Gregório Duvivier: Fico impressionado como o humor já mudou. Vê um programa de 20 anos atrás, o racismo o machismo não eram velados. Uma coisa que está presente no humor brasileiro é a pobrefobia. Fala errado, essa é a grande graça. Tem coisa mais violenta que isso? É algo que é tão atravessado que a gente ainda não percebe. Se tem algo que envelhece, é o humor.
Leonardo Lanna: É um exercício diário. Ah é ‘‘mimimi’’, a pessoa passou a vida toda sofrendo, marcou a vida? Eu e você estamos num lugar privilegiado da sociedade, somos brancos, de classe média, homens, não passamos nada do que passa a maioria da população, então não posso, desse lugar, ficar sacaneando todo mundo e ainda reclamar.
Mariana Simões: Como a gente faz pra tentar conscientizar uma pessoa sobre o que está acontecendo com o humor?
Leonardo Lanna: Uma opção é fazer piada com quem oprime, e não com quem é oprimido. Uma das funções do humor é contar o ridículo, e o que é ridículo hoje em dia? Ser preconceituoso é ridículo – vamos rir desse cara. Quando teve o caso de estupro coletivo que chocou a sociedade, no dia a gente resolveu não fazer piada nenhuma. Uma semana depois, o Zorra fez um esquete incrível na qual uma mulher chegava e: “Gente gente, Jesus vai ser crucificado”; aí o cara falava “Mas também, olha com que ele anda, olha o jeito que ele se veste. Isso é hora de ficar andando na rua?”. Usaram todos esses argumentos que foram usados, e souberam usar.

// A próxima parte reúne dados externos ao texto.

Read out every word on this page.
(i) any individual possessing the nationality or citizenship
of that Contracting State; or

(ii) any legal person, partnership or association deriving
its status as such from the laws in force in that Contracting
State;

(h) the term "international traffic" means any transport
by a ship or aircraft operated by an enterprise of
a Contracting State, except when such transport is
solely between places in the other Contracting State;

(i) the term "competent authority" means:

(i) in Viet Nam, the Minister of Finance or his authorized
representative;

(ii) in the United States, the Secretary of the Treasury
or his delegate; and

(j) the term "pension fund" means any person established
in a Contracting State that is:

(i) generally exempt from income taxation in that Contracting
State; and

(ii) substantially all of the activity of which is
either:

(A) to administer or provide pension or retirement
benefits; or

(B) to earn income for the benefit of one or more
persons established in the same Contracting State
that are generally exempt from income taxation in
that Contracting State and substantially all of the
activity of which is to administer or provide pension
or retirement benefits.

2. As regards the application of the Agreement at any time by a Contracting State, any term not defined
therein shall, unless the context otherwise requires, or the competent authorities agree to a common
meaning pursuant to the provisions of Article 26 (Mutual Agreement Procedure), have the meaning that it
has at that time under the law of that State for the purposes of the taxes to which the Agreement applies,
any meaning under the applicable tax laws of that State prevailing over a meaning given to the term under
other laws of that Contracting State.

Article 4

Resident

Júlia Cavalcanti: A gente está vivendo uma popularização de figuras políticas como Bolsonaro e Trump, que fogem da postura politicamente correta e afirmam um discurso satírico e absurdo. Como vocês acham que o humor influencia na formação política das pessoas?
Gregório Duvivier: O Bolsonaro, principalmente, surgiu como uma piada, como uma figura que você acha engraçada, maluco. Alguns programas de humor começaram levar ele pra dar entrevista, e essa figura foi crescendo. Dentro das redes sociais, esse cara virou “mito”. Acho que tem uma culpa do humor nesse sentido de ter criado esse monstro. O Trump pareceu uma grande piada no começo, ele reúne todos os clichês, é uma piada ambulante, começou a ganhar espaço e ser levado a sério. É o bufão, aquele do inesperado, do grotesco, aquele que você tem repulsa, mas ao mesmo tempo faz rir. É um perigo um bufão no poder.